The Tribunal accepts that the applicant may face discrimination and occasional harassment in South Africa. It also accepts that there were violent clashes in August 1997 involving asylum-seekers and South African nationals whose territory for street-trading was under threat, and that crime in South Africa is rampant. Some violent crime has been directed against foreigners, including asylum-seekers, apparently mainly because they are seen as depriving others of scarce employment opportunities. The motivation for those occasional attacks appears to be economic rather than racial. In considering the available information in the context of the number of asylum-seekers, the prospect that the applicant would be a victim of serious crime or encounter persecution, as opposed to discrimination, for a Convention reason is remote. Additionally, there is no evidence of a generalized failure of State protection such as to lead to a conclusion that the applicant would not be able to access effective protection if he should need to do so.

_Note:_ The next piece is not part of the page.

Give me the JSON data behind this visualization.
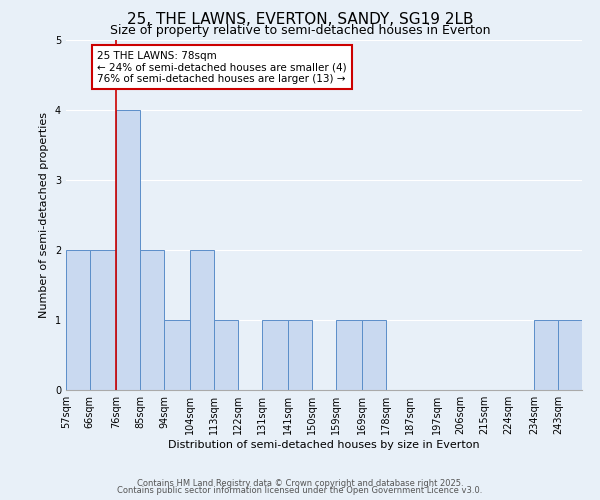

The Tribunal finds that the applicant has a right of return to South Africa. He has a right to leave and re-enter South Africa.
He has already been granted asylum there and has a right to re-apply for asylum in accordance with a proper determination process as mandated by law. The strong indications are that he would be granted, at least, a further period of asylum of two years and a further right to apply for protection beyond that period. He enjoys the same rights as South African nationals. He does not face a real chance of persecution in South Africa for a Convention reason and does not lack State protection there. In view of those findings, and bearing in mind recent decisions of the Federal Court in Thiyagarajah and Gnanapiragasam (cited in full above), the Tribunal has not found it necessary to consider the applicant's claims in relation to Somalia.
The Tribunal affirms the decision not to grant a protection visa.
G. Brewer, Tribunal Member.
In accordance with section 431 of the Migration Act 1958 the published version of this decision and reasons for decision does not contain any statement which may identify the applicant or any relative or dependant of the applicant. The published version of this decision was prepared under the direction of the Deputy Registrar.